Issue (i): Whether a payment aggregator falls within the expression "payment system" under the Payment and Settlement Systems Act, 2007, and whether RBI can require authorisation for its operation.
Analysis: The expression "payment system" in Section 2(1)(i) of the Payment and Settlement Systems Act, 2007 is wide enough to cover a system that enables payment between a payer and a beneficiary, including clearing, payment or settlement services. A payment aggregator accepts funds on behalf of the merchant, routes them through the payment flow, and facilitates settlement to the merchant account. The Court applied an updating construction to the statute, recognising that technology-driven payment services fall within the statutory scheme. Once the activity is treated as a payment system, RBI's regulatory powers under Sections 10(2) and 18, and the authorisation requirement under Section 4, are attracted.
Conclusion: A payment aggregator falls within the statutory ambit of a payment system, and RBI can require authorisation for its operation.

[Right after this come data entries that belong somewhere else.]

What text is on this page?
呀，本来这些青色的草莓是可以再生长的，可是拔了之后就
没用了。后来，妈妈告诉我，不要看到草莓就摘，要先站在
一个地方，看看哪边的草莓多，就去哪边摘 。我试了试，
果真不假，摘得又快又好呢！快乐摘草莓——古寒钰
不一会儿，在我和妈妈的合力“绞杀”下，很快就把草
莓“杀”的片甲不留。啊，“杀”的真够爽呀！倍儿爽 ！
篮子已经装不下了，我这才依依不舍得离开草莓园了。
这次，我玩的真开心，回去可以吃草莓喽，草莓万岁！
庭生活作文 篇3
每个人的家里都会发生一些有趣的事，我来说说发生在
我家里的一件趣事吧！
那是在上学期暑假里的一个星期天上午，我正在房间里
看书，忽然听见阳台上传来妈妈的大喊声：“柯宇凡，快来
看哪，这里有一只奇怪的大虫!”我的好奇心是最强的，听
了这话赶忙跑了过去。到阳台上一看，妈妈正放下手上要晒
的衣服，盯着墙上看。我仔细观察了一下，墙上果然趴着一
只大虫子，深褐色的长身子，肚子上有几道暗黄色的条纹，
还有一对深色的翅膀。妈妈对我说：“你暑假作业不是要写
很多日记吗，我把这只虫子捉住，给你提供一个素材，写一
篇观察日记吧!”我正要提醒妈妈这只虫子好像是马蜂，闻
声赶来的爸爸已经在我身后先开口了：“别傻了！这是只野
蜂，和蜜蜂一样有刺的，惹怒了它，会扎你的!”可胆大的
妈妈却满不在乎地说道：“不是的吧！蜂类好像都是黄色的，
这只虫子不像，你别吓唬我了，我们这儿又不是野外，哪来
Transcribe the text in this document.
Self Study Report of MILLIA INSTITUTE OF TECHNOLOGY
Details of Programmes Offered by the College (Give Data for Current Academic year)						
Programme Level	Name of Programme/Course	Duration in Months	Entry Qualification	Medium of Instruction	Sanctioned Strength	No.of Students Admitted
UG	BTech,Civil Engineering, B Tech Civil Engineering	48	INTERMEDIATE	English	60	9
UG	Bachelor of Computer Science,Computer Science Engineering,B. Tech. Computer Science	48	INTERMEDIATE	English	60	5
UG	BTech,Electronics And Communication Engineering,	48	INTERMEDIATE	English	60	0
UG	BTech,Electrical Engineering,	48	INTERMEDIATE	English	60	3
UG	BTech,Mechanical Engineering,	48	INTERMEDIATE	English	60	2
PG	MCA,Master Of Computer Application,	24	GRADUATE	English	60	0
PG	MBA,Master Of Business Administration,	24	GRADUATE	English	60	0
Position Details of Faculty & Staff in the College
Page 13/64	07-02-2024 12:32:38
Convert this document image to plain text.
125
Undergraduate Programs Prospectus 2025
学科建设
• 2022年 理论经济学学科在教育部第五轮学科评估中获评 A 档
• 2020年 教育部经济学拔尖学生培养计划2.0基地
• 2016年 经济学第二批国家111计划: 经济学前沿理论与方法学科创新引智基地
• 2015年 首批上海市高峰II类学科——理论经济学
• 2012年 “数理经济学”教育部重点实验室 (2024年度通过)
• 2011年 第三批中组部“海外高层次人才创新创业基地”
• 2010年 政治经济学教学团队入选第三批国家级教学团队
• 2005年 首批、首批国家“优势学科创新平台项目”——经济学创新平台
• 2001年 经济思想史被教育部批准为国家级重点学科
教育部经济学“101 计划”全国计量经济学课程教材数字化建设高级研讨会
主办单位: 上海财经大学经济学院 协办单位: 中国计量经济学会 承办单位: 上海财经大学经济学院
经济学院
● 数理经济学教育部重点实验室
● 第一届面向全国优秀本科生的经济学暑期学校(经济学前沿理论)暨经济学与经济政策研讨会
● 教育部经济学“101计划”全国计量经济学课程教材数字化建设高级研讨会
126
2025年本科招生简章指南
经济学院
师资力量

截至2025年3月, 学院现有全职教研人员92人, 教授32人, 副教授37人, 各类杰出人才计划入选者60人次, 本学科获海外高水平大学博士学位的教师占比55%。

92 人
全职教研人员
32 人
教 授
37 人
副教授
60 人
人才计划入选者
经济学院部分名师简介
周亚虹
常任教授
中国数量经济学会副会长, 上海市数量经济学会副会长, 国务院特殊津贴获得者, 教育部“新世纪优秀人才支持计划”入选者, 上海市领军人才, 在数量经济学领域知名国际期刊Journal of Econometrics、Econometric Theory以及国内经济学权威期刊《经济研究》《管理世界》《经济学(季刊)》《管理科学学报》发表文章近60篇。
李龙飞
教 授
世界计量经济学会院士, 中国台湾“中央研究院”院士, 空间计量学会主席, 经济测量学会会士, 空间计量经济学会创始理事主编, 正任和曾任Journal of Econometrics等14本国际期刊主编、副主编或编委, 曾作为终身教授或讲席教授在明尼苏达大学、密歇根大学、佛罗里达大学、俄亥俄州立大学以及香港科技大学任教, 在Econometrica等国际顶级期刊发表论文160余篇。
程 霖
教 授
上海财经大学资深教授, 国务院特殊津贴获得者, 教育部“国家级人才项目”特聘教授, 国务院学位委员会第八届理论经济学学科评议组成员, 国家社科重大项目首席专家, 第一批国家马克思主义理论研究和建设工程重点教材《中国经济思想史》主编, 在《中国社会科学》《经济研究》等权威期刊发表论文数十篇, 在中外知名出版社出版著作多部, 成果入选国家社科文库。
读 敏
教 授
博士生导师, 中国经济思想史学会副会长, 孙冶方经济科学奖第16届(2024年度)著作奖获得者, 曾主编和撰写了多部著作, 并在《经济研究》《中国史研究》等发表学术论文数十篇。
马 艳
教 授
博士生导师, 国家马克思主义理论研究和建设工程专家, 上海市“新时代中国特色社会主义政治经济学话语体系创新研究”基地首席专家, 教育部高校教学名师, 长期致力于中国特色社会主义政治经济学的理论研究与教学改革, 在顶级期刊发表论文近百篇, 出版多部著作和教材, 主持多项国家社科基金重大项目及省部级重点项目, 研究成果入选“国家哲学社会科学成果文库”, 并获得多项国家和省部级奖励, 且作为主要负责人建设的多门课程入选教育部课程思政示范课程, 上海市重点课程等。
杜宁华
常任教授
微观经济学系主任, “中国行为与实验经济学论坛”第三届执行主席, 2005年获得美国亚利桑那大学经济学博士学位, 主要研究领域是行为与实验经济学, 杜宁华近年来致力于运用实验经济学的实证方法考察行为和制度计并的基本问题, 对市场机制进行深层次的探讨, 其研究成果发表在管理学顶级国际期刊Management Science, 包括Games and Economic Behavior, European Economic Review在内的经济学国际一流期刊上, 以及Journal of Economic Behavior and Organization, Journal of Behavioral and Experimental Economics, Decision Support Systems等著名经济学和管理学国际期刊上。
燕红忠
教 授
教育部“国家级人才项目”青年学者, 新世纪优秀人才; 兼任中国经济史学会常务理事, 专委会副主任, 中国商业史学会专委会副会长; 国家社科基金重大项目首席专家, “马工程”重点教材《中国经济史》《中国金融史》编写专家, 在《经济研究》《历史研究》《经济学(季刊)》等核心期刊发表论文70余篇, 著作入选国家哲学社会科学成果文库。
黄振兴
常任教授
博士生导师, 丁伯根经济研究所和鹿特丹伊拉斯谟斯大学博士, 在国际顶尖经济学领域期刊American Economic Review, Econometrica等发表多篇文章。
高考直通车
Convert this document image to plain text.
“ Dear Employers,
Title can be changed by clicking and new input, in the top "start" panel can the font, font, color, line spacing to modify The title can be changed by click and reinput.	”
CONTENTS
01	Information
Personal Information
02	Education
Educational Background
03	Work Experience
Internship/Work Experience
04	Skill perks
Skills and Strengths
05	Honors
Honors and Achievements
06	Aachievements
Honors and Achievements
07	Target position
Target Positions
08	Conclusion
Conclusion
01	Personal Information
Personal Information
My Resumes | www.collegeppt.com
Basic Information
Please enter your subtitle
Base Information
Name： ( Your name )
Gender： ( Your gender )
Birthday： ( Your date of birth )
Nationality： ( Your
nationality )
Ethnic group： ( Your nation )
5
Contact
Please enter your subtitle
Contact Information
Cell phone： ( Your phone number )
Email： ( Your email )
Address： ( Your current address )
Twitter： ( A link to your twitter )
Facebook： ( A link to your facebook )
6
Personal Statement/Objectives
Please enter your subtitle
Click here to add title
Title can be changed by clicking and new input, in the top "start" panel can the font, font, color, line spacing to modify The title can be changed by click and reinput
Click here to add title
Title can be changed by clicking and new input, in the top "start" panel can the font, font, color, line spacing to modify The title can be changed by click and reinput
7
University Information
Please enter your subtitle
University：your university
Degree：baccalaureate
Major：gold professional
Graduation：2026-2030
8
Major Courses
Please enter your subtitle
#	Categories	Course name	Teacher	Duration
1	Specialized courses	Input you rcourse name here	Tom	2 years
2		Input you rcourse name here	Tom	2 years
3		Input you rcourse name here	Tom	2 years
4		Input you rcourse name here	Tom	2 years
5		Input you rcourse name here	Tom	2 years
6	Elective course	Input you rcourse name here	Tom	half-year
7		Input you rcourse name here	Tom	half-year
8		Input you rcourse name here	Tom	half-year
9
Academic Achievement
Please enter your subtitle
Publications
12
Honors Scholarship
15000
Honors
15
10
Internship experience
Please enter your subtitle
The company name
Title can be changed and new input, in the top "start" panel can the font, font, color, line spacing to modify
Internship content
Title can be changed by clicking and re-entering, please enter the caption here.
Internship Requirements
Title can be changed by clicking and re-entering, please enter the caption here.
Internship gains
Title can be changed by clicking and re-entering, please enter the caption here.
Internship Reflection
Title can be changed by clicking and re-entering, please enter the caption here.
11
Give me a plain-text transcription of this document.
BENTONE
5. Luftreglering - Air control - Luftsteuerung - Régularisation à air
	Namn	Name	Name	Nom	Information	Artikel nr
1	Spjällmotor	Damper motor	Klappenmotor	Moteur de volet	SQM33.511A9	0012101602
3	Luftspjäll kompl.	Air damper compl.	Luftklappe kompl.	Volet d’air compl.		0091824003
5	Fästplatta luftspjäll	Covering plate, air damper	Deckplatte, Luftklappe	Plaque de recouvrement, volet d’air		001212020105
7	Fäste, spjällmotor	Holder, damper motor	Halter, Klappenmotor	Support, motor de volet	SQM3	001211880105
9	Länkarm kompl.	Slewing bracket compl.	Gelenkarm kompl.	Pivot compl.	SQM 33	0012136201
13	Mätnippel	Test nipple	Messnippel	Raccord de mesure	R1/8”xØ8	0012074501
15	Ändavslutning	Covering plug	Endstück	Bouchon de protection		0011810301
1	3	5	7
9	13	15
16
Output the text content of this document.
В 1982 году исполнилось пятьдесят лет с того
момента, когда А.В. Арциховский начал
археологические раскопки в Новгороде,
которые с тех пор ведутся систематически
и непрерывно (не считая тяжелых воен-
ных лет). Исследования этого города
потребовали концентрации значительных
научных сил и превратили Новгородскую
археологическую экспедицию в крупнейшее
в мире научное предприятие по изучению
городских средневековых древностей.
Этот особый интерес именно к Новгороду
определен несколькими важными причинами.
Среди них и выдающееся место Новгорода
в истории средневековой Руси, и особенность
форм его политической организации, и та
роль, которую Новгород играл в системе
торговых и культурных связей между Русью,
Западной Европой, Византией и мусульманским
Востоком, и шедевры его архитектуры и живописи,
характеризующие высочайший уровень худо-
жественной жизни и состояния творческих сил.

Issue (ii): Whether the net worth requirement in Clause 4 of the 2020 Guidelines is arbitrary or violative of constitutional guarantees.
Analysis: The minimum net worth condition was framed after a discussion paper was placed in the public domain and stakeholder feedback was considered. The Court treated the requirement as an eligibility criterion connected with financial soundness, customer protection, and operational viability. In regulatory matters of economic policy, the scope of judicial interference is limited where the decision is shown to have been deliberated upon and is not demonstrably arbitrary. The Court found the reduction of the originally proposed threshold to the impugned level to be a matter of regulatory calibration rather than irrational classification.
Conclusion: The net worth requirement in Clause 4 is not arbitrary or unconstitutional.
Issue (iii): Whether the escrow account requirement in Clause 8 of the 2020 Guidelines is ultra vires or otherwise invalid.
Analysis: Section 23A of the Payment and Settlement Systems Act, 2007 specifically authorises RBI to require monies collected by a designated payment system to be kept in a separate account with a scheduled commercial bank. The provision also protects the balance in such account by creating a statutory charge in favour of the persons entitled to payment and by restricting use of the funds to the permitted purposes. The Court held that Clause 8 accords with this statutory framework and enhances protection of customer and merchant funds. The additional flexibility later granted for another escrow account also addressed the concern about spreading risk.
Conclusion: The escrow account requirement in Clause 8 is valid and within RBI's powers.
Final Conclusion: The impugned guidelines were upheld in substance, and the writ petition failed.
Ratio Decidendi: A technology-based payment intermediary that facilitates collection and settlement of customer funds may fall within the statutory concept of a payment system, and RBI may regulate such entities through authorisation, capital adequacy, and escrow-account requirements where those measures are supported by the parent statute and are not shown to be arbitrary.